His righteous anger reminds me of a young Bill Hicks
If you've seen Maddix before then you know what to expect. Most of the show is a platform for his misanthropic and entertaining rants on racism, class and sex. He talks about how the Vice show Hate Thy Neighbour (that he hosted) is ruining his career, and the effect that diving into some of the most racist communities in the world had on him. He talks about his conflicting allegiances, having grown up in working class Ilford and now living somewhere in the hipsterised heartland of London: "I want to be angry about gentrification, but at the same time it's delicious!" He talks about how easily offended liberal white people get, especially when he calls them "ham sandwich-eating devils." It's all good and funny stuff.
Maddix is also well known for his aggressive and hilarious crowd work. He (pretty much always) manages to walk on the right side of the line, attacking an old white guy in the fourth row for having "'I want slave', eyes" and getting real with a dad who brought his sixteen-year-old daughter along to an eighteen-plus show: "shit's about to get fucked up." I loved these bits. Everyone seemed game, and his anger was just tempered enough to retain an edge of charm that let him get away with some pretty hairy stuff.
So far, so good, but the final third was quite remarkable. He moved into some material about "white feminism versus black people" that touched on some incredibly nuanced and complex social issues. Then talked again about his Vice show, about an experience he had in the mosh pit at a white power music festival. It was here that Maddix broke from his planned material (I checked with the sound man afterwards, and he said that he'd never done that before).
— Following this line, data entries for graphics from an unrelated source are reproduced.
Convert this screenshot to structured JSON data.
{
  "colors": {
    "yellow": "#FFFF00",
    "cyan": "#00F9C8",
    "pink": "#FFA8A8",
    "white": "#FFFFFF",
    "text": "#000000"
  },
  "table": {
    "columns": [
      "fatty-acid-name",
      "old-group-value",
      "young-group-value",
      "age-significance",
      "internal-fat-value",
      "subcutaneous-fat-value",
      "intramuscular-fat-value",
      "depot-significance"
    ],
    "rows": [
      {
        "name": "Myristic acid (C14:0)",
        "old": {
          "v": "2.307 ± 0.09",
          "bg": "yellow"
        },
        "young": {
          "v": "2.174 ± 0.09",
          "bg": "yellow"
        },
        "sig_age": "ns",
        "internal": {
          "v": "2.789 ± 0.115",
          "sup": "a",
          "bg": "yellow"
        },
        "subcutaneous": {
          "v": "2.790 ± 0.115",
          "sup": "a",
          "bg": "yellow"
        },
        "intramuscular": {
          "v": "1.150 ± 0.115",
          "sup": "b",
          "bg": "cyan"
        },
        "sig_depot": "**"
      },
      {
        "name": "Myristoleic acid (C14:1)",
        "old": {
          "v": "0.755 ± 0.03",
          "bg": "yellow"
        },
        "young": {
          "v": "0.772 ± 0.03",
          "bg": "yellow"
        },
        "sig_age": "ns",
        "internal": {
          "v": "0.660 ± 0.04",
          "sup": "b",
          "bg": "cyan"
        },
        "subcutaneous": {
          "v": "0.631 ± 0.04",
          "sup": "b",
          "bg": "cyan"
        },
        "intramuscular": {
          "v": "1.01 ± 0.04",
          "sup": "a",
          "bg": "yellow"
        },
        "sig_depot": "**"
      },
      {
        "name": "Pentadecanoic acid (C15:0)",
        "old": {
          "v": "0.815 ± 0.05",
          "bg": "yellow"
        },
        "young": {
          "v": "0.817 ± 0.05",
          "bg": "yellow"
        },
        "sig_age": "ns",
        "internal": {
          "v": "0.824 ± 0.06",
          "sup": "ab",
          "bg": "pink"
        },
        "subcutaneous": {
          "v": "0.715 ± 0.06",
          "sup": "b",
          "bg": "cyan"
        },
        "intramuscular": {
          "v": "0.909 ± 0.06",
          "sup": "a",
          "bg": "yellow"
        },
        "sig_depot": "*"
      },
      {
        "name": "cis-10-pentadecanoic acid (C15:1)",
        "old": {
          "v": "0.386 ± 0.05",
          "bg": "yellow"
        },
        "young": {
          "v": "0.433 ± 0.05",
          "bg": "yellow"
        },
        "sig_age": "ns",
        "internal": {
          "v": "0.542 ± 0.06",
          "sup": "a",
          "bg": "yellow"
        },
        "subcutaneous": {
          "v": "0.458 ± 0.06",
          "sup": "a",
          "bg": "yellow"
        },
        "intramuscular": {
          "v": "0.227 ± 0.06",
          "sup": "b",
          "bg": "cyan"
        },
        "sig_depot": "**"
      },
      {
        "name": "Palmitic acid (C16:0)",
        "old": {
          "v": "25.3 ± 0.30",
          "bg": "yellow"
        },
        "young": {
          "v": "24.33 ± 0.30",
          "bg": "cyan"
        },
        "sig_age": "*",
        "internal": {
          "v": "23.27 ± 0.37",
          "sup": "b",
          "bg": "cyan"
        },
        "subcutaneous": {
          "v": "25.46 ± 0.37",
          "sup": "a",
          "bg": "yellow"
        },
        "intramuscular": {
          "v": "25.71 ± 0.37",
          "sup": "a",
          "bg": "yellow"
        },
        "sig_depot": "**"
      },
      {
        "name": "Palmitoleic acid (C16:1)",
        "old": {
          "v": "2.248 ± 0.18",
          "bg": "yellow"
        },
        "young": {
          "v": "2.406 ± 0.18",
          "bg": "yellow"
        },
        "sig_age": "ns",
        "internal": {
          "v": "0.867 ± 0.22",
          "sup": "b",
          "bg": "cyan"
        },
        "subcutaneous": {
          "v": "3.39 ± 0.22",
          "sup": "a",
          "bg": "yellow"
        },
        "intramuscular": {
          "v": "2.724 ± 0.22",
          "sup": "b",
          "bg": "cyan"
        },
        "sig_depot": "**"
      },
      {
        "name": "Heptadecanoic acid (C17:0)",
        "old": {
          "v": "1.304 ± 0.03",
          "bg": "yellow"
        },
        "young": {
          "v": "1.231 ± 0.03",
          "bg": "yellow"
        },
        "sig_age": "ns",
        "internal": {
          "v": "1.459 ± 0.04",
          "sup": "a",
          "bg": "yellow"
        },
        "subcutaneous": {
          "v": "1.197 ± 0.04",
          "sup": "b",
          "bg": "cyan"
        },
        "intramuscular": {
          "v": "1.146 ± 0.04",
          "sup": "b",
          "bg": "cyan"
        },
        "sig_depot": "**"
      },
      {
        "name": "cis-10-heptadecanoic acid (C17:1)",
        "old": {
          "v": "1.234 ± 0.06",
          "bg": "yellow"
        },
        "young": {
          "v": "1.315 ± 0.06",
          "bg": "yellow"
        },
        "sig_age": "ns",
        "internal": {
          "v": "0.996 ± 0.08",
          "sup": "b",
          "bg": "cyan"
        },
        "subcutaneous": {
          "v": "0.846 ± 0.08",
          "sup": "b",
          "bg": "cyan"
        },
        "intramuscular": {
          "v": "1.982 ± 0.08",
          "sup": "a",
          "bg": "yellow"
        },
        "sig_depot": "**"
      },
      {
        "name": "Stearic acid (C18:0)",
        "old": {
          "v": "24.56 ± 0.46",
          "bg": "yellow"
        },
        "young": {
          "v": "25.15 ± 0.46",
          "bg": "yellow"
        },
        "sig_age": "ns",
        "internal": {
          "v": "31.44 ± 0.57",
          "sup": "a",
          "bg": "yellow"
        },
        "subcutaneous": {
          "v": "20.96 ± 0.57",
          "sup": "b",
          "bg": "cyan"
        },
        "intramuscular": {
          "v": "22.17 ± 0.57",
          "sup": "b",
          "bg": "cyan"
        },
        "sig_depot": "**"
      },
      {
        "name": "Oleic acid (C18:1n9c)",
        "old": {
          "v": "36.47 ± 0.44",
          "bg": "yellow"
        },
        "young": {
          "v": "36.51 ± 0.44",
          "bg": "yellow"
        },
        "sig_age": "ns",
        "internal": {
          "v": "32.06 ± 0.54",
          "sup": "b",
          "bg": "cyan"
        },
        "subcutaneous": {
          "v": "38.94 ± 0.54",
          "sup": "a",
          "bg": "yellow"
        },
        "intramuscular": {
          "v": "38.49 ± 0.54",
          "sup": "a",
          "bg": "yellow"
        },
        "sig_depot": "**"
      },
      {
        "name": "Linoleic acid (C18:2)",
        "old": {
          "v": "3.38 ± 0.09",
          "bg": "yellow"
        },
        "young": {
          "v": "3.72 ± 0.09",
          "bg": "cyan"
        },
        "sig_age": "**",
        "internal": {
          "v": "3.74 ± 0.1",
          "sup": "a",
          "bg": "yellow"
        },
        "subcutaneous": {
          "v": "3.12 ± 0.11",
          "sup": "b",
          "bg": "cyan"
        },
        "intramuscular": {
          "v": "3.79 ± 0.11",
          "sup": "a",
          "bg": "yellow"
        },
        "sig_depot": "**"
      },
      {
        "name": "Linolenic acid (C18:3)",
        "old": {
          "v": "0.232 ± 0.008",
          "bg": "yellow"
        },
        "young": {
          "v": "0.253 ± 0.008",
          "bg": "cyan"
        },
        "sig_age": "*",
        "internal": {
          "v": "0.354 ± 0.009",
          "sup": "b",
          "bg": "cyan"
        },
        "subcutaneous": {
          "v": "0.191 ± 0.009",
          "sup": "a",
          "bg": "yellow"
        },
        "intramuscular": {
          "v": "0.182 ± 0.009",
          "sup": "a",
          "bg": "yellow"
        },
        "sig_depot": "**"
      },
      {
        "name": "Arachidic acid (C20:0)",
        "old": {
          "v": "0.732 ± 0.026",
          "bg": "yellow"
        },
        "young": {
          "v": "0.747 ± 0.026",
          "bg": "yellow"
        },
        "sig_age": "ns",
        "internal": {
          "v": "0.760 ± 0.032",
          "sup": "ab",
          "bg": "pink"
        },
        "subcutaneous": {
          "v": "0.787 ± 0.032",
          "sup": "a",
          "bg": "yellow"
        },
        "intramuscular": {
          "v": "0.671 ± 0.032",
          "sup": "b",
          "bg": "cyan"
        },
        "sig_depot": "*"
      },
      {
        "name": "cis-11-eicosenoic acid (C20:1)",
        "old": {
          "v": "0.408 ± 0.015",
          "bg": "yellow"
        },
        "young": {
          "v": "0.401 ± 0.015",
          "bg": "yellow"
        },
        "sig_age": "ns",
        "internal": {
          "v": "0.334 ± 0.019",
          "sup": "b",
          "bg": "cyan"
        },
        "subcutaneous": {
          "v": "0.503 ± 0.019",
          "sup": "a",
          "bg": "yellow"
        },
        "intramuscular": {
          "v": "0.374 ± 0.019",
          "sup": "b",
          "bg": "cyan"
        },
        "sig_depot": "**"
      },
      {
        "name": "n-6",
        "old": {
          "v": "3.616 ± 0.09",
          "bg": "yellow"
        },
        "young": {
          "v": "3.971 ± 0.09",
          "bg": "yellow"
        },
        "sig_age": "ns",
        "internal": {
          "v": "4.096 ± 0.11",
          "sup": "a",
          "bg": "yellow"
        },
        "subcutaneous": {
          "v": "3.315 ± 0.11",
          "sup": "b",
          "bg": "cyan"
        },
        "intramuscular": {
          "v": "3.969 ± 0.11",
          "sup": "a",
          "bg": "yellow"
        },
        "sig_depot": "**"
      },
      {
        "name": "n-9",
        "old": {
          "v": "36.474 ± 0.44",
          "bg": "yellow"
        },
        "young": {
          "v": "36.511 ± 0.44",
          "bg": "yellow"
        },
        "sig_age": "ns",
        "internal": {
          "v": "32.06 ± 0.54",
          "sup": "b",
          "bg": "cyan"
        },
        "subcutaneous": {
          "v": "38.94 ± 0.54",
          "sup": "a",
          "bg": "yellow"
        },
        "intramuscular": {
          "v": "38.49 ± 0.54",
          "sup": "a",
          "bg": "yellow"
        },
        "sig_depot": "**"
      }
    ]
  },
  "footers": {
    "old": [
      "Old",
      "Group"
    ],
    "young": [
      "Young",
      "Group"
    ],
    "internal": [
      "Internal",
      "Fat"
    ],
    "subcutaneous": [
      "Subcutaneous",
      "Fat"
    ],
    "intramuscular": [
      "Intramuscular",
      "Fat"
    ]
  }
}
What followed was a dark, heartfelt monologue about his experience as a black man living in a country that feels increasingly hostile towards him and people like him. "I feel like a stranger in my own country" he said.
As he took a bow and eschewed the standard bucket speech there was a palpable tension in the air. We'd seen a stand-up comedy show but we'd also seen something else: a man genuinely exploring his thoughts and feelings on stage, in front of us, in a way that was more real than most of the shows I've seen at the Fringe. In that moment I witnessed something profound, and saw a glimmer of the awesome comedian that Maddix might become. His righteous anger reminds me of a young Bill Hicks, and I reckon his job now (if he decides to continue performing) is to harness that realness and channel it into his performance. He's really good now, but he could be great.